To begin with,Mudharabah is defined as a profit sharing principle applied normally to a


business or commercial contract between the party that provides the fund or capital and the party
that manages the business. For Takaful this would mean the contract of profit sharing between
the Takaful participants and the operator from the profit, if any, of the Takaful business. Under
this arrangement, a profit sharing contract is signed between the operator, as the entrepreneur or
termed Mudharib entrusted with managing the Takaful business and the participant(s) as the
provider of capital, called sahibul-mal who is obliged to pay the Takaful contribution as the
capital or rasul-mal. The contract will define profit of the Takaful business and the ratio to be
shared between the two parties such as 50:50, 60:40 or 70:30 between the participant and
operator respectively. In essence, profit in Takaful is defined as returns on the investment and
surplus from the underwriting in respect of the Takaful funds only. Therefore this does not
include profit posted by the Shareholders Fund.

Notwithstanding the above, it is the responsibility of the operator to safeguard the interest of the
participants in order to ensure the business will not be seriously affected by the loss that might
jeopardize the credibility and confidence of Takaful as a whole. For this reason proper
governance, prudence and professionalism in managing the business on the part of the operator is
imperative. In the event of such loss, it is incumbent upon the operator to make good the loss by
qard or loan by the shareholders. An important feature to note is that under the Mudharabah
model, management expenditure is not charge on the Takaful fund instead it is borne by the
shareholders fund.

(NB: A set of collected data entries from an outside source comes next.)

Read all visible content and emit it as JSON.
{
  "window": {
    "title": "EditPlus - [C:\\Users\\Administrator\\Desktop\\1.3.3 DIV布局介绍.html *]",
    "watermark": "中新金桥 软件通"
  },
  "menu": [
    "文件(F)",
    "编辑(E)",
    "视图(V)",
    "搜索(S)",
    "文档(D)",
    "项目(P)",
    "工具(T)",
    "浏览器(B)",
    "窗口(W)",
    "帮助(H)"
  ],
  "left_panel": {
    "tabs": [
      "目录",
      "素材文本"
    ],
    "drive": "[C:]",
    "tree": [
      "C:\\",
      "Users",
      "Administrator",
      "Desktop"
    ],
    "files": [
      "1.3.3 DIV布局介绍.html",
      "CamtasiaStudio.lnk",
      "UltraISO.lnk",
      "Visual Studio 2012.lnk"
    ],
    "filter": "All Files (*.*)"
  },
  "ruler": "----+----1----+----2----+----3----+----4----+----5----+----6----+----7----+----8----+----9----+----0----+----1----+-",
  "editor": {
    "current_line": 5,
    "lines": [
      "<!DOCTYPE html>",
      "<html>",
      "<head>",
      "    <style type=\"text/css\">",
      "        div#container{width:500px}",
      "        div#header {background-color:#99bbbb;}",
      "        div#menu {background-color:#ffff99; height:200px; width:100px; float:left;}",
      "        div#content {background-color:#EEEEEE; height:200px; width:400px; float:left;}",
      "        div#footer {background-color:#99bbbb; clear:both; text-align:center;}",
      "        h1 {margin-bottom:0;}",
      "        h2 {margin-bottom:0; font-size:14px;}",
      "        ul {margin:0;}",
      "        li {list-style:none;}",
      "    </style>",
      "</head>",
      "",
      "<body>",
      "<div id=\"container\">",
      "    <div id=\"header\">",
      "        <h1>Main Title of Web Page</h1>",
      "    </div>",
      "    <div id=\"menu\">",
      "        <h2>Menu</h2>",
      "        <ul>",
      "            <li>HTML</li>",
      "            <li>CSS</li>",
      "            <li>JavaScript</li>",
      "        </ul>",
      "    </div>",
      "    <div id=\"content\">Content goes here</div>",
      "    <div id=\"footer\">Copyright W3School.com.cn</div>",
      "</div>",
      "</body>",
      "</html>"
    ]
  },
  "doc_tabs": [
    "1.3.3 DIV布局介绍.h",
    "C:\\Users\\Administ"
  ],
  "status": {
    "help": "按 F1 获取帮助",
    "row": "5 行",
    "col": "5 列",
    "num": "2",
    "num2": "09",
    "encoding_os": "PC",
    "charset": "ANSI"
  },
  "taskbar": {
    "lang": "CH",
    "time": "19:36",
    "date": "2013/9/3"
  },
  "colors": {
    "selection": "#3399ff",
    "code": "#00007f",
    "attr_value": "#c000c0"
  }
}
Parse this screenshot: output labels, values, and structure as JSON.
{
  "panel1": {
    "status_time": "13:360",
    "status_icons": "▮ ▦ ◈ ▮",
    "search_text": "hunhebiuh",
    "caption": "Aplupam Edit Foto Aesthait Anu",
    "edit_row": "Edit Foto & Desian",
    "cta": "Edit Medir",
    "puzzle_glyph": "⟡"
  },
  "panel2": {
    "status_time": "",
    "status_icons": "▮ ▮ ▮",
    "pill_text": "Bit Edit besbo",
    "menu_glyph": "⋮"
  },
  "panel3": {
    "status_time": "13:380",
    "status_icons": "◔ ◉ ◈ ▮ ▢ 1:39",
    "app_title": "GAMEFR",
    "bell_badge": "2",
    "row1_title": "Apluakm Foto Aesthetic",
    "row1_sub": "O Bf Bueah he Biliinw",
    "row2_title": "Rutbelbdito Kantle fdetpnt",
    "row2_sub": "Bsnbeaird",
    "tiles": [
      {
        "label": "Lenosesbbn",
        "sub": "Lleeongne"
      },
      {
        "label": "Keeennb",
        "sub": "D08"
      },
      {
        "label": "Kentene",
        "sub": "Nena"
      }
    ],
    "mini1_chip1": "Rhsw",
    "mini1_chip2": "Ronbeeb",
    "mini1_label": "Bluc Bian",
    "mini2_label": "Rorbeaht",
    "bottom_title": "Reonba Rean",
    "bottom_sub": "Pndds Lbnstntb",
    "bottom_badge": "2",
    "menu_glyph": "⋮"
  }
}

Revenue of the latter is its portion from the profit sharing of the Takaful
funds with the participants, and all returns on the investment of the shareholders fund itself.

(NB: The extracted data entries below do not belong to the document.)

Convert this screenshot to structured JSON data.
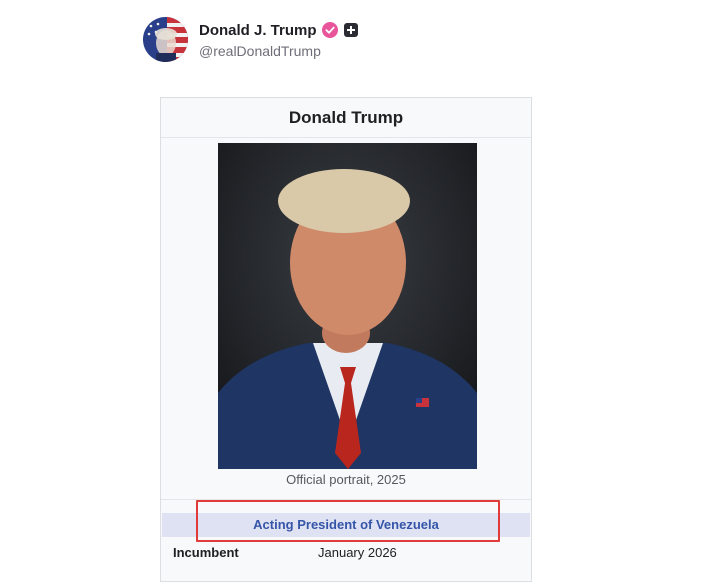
{
  "post": {
    "display_name": "Donald J. Trump",
    "handle": "@realDonaldTrump",
    "avatar_icon": "flag-avatar",
    "verified_icon": "verified-badge-icon",
    "plus_icon": "plus-badge-icon",
    "verified_color": "#e8559a"
  },
  "infobox": {
    "title": "Donald Trump",
    "portrait_icon": "portrait-image",
    "caption": "Official portrait, 2025",
    "office": "Acting President of Venezuela",
    "incumbent_label": "Incumbent",
    "incumbent_value": "January 2026",
    "office_header_color": "#dfe2f3",
    "office_text_color": "#3555a8"
  },
  "annotation": {
    "highlight_color": "#e03a3a"
  }
}
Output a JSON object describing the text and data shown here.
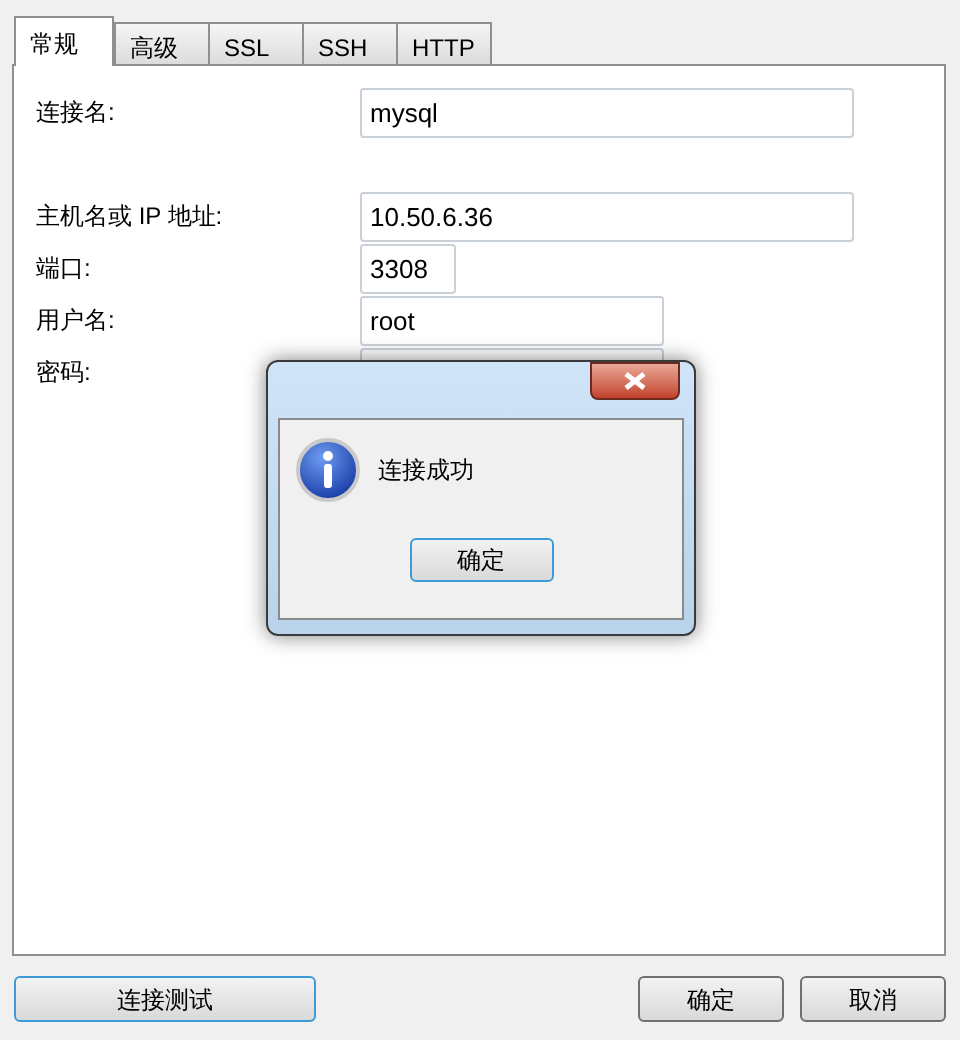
{
  "tabs": [
    {
      "label": "常规",
      "selected": true
    },
    {
      "label": "高级",
      "selected": false
    },
    {
      "label": "SSL",
      "selected": false
    },
    {
      "label": "SSH",
      "selected": false
    },
    {
      "label": "HTTP",
      "selected": false
    }
  ],
  "fields": [
    {
      "label": "连接名:",
      "value": "mysql",
      "kind": "wide"
    },
    {
      "label": "主机名或 IP 地址:",
      "value": "10.50.6.36",
      "kind": "wide"
    },
    {
      "label": "端口:",
      "value": "3308",
      "kind": "short"
    },
    {
      "label": "用户名:",
      "value": "root",
      "kind": "medium"
    },
    {
      "label": "密码:",
      "kind": "password"
    }
  ],
  "dialog": {
    "message": "连接成功",
    "button": "确定"
  },
  "buttons": {
    "test": "连接测试",
    "ok": "确定",
    "cancel": "取消"
  }
}
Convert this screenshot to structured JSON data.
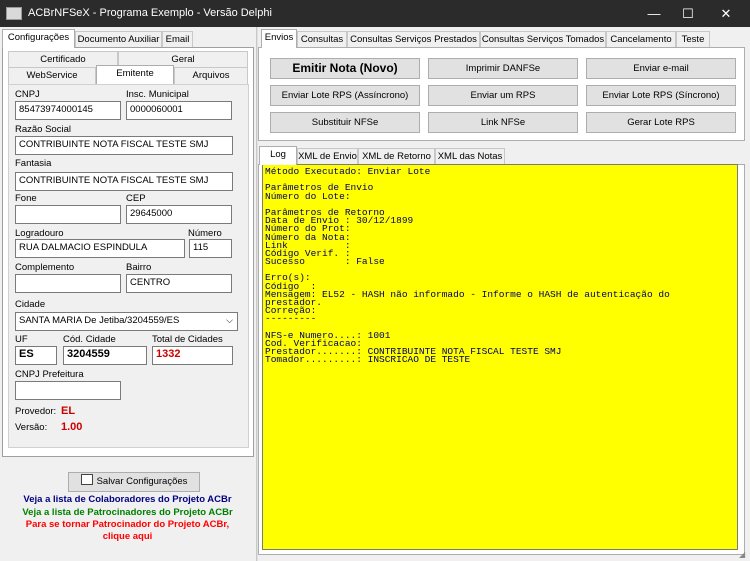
{
  "window": {
    "title": "ACBrNFSeX - Programa Exemplo - Versão Delphi",
    "minimize": "—",
    "maximize": "☐",
    "close": "✕"
  },
  "left_tabs": [
    "Configurações",
    "Documento Auxiliar",
    "Email"
  ],
  "sub_tabs_row1": [
    "Certificado",
    "Geral"
  ],
  "sub_tabs_row2": [
    "WebService",
    "Emitente",
    "Arquivos"
  ],
  "emitente": {
    "cnpj_label": "CNPJ",
    "cnpj": "85473974000145",
    "im_label": "Insc. Municipal",
    "im": "0000060001",
    "razao_label": "Razão Social",
    "razao": "CONTRIBUINTE NOTA FISCAL TESTE SMJ",
    "fantasia_label": "Fantasia",
    "fantasia": "CONTRIBUINTE NOTA FISCAL TESTE SMJ",
    "fone_label": "Fone",
    "fone": "",
    "cep_label": "CEP",
    "cep": "29645000",
    "logradouro_label": "Logradouro",
    "logradouro": "RUA DALMACIO ESPINDULA",
    "numero_label": "Número",
    "numero": "115",
    "complemento_label": "Complemento",
    "complemento": "",
    "bairro_label": "Bairro",
    "bairro": "CENTRO",
    "cidade_label": "Cidade",
    "cidade": "SANTA MARIA De Jetiba/3204559/ES",
    "uf_label": "UF",
    "uf": "ES",
    "cod_cidade_label": "Cód. Cidade",
    "cod_cidade": "3204559",
    "total_cidades_label": "Total de Cidades",
    "total_cidades": "1332",
    "cnpj_prefeitura_label": "CNPJ Prefeitura",
    "cnpj_prefeitura": "",
    "provedor_label": "Provedor:",
    "provedor": "EL",
    "versao_label": "Versão:",
    "versao": "1.00"
  },
  "save_button": "Salvar Configurações",
  "links": {
    "colaboradores": "Veja a lista de Colaboradores do Projeto ACBr",
    "patrocinadores": "Veja a lista de Patrocinadores do Projeto ACBr",
    "patrocinar_1": "Para se tornar Patrocinador do Projeto ACBr,",
    "patrocinar_2": "clique aqui"
  },
  "right_tabs": [
    "Envios",
    "Consultas",
    "Consultas Serviços Prestados",
    "Consultas Serviços Tomados",
    "Cancelamento",
    "Teste"
  ],
  "buttons": [
    "Emitir Nota (Novo)",
    "Imprimir DANFSe",
    "Enviar e-mail",
    "Enviar Lote RPS (Assíncrono)",
    "Enviar um RPS",
    "Enviar Lote RPS (Síncrono)",
    "Substituir NFSe",
    "Link NFSe",
    "Gerar Lote RPS"
  ],
  "log_tabs": [
    "Log",
    "XML de Envio",
    "XML de Retorno",
    "XML das Notas"
  ],
  "log_lines": [
    "Método Executado: Enviar Lote",
    "",
    "Parâmetros de Envio",
    "Número do Lote:",
    "",
    "Parâmetros de Retorno",
    "Data de Envio : 30/12/1899",
    "Número do Prot:",
    "Número da Nota:",
    "Link          :",
    "Código Verif. :",
    "Sucesso       : False",
    "",
    "Erro(s):",
    "Código  :",
    "Mensagem: EL52 - HASH não informado - Informe o HASH de autenticação do",
    "prestador.",
    "Correção:",
    "---------",
    "",
    "NFS-e Numero....: 1001",
    "Cod. Verificacao:",
    "Prestador.......: CONTRIBUINTE NOTA FISCAL TESTE SMJ",
    "Tomador.........: INSCRICAO DE TESTE"
  ],
  "colors": {
    "log_bg": "#ffff00",
    "link_blue": "#000080",
    "link_green": "#008000",
    "link_red": "#ff0000",
    "value_red": "#cc0000"
  }
}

As for the second term wakalah, in Arabic it means agency. Therefore under the structure, an
agency relationship is agreed between two parties to conduct a certain business undertaking.
Based on this premise, the model describes an agency agreement between the operators, acting as
the agent or wakil to the participant as the principal to manage the participation of the latter in
a variety of Takaful products provided by the operator. In return for rendering the agency
services, the operator is permitted to charge a fee under the agreement. The fee is payable from
the Takaful contribution paid by the participant. In this sense under the above model,
management expenditure can be charged to the Takaful fund as upfront charges.

By this model, the operator earns its revenue from the agency fee described in the
aforementioned as well as returns on the investment of its shareholders fund. However, there are
also operators practicing the above model charged performance fees on its roles and services of
managing the investment of the Takaful fund. In the event of a cancellation or surrender, the
participant will be refunded of the net balance of his contribution, if any, after deducting all the
upfront charges such the Wakalahfees and other management expenses from the Takaful fund.